ロジックとして現時点の円安による、企業収益性の転換点を探るには、
それぞれの企業の収益性転換点の情報を積上げるしかないんですけどね。
それにしても、
概算として、ドル円レートが122円を超えると、日本経済にとってマイナスになるという分析結果は
金融緩和策をとるにあたって、重要な目安となる数値であると考えています。
また、逆に考えれば、ドル円レートが105円から122円のレンジに収まれば、
日本経済(平均株価)は、為替レートの影響を受けない、均衡レートと考えることもできます。
いずれにしても、データ分析からも、追加緩和によって、これ以上(105円以上)、
円安になっても、もう、日経平均株価は上がらないのです!!
(もちろん、流動性向上の点からの、一時的な株価の上昇は考えられますが。)
構造改革や規制緩和による成長戦略がカギとなるのでしょう。
p.s.
インドのモディ首相のモディノミクスが脚光を浴び、インド株式が上昇しています。
藤戸さんの資料を見ると、そのポイントは、次の通りです。
① 小さな政府
② 自由貿易
③ 市場経済
④ 規制緩和
⑤ 民営化
⑥ 外資導入
これらの政策を推進すると、その国の経済が活性化するということは、
世界中の投資家も良く知っており、これらの政策こそが、投資家が期待する成長戦略なのです。

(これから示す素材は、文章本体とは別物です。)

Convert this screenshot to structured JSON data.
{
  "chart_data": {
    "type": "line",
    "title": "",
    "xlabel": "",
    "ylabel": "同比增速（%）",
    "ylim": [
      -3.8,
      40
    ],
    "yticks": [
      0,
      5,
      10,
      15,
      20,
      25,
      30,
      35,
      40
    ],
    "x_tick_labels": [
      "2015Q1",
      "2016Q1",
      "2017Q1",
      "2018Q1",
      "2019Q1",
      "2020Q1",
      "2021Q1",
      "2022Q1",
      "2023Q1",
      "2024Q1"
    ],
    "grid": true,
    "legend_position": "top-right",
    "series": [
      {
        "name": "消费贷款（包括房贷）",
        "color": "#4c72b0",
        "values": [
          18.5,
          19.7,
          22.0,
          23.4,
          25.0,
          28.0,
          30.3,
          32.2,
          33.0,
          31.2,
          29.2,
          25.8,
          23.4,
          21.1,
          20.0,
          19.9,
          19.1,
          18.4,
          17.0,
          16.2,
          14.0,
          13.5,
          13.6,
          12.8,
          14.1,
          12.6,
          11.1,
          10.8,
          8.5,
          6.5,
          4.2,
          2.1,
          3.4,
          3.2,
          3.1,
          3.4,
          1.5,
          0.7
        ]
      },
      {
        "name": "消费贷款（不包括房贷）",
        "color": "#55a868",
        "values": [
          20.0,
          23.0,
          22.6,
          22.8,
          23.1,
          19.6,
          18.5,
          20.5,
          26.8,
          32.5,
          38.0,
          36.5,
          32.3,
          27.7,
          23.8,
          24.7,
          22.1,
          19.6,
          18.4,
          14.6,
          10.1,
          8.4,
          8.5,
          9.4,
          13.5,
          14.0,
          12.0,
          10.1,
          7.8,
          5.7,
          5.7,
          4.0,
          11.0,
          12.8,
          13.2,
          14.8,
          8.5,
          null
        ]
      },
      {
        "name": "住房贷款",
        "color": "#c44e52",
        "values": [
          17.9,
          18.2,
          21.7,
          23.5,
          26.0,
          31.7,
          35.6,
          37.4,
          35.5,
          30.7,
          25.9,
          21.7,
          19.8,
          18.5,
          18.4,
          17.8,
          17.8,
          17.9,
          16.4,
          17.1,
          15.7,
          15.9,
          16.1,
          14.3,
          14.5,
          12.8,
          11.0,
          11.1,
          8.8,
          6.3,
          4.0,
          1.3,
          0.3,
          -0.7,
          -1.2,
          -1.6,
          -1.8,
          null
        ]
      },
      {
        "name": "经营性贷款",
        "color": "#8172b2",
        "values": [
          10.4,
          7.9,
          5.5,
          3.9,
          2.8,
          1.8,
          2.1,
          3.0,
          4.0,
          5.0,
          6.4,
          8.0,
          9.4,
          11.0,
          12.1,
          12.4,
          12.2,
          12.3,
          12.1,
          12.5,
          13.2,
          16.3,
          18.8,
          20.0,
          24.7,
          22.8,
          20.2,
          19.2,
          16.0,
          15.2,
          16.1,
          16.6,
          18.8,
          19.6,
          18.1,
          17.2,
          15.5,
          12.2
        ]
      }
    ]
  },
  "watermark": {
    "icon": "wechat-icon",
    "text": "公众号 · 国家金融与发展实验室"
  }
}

実際、日本の成長戦略も、これら6項目の推進をすれば、経済成長が成功する確率も高まり、
世界中の投資家からも、評価されることになるのでしょう。
逆に、これらの政策と逆の政策を推進すると、経済が失速する確率が高まり、
日本売りの原因になると考えられます。
問題は、これらを推進すると、必ず出てくる抵抗勢力を抑えて、実行できるかどうかです。
日本では、過去なかなかうまくいっていませんが、日本では、やはり無理なのでしょうか?
(=日本はこのまま沈んでいくのでしょうか?)
そんなことは、いやですよね。
中には、成長戦略は民間の仕事だと、責任転嫁をする向きもいるようですが、
そうではないでしょう。
政府は、経済成長を促すのに、
政府にしかできないことを成長戦略として、推進しなければならないのです。
安倍政権のリーダーシップが問われているのだと思います。
効果の高い経済成長戦略(第三の矢)の提示とその実行に期待しております。